Some people passing through the square complained of additional complications in traffic caused by the police fences.  
 
“I understand that the authorities want to prevent unnecessary spread of the coronavirus, but I think they might have gone over the line in clamping down on the area with fences, causing additional traffic mayhem,” said Park Jeong-kyu, a 44-year-old man who was passing through the square with his daughter.  
 
Overall, no rallies of the scale seen at the square last year took place over the weekend.  
 
Rallies on Liberation Day weekend last year in the Gwanghwamun Square involved 20,000 to 30,000 people, according to police estimates, which resulted in around 600 infections, giving rise to the third wave of Covid-19 in Korea.

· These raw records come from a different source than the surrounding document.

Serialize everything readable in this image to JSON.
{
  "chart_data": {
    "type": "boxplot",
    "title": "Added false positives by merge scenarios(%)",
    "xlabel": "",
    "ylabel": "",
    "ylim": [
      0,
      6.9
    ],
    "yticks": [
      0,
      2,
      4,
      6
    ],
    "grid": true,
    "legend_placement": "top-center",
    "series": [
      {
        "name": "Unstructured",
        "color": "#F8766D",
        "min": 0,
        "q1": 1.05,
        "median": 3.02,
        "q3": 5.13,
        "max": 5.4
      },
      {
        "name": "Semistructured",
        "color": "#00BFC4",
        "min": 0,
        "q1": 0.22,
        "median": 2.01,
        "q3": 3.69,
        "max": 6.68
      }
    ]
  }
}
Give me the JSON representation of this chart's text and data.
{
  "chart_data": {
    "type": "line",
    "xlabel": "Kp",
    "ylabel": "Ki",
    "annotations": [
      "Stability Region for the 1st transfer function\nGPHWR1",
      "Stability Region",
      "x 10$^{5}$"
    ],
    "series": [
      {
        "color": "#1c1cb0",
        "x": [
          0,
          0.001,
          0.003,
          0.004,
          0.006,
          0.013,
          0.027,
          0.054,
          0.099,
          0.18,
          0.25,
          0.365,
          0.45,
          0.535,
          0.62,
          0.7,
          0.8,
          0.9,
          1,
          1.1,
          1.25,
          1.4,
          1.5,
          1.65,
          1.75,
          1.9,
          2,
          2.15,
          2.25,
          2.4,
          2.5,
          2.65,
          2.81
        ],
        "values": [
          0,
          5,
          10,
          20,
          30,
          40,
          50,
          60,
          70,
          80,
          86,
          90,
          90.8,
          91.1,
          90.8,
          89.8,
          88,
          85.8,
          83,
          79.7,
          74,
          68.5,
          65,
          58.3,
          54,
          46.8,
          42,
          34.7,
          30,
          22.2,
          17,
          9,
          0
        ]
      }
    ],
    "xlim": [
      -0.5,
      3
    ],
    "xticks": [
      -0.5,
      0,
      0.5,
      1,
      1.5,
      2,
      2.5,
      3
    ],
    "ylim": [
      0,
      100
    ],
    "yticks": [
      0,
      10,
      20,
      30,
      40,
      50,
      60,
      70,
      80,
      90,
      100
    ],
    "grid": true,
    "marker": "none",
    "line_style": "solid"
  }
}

Many of the participants were members of conservative groups, including the one led by Jun. Jun was indicted last week for alleged violations of Infectious Disease Control and Prevention Act and Assembly and Demonstration Act.  
 
To prevent similar infections, police set up fences at the square during National Foundation Day and Hangul Day last October.  
 
But some conservative groups have argued that the government’s responses to rallies is a double standard, given that an 8,000-person rally led by Korean Confederation of Trade Unions, a liberal group, was able to take place in Jongno District, central Seoul, last month. Police are investigating the rally’s organizers.
 
Korea is in the midst of another wave of infections, with the daily cases above 1,500 around mid-July and 2,000 last week.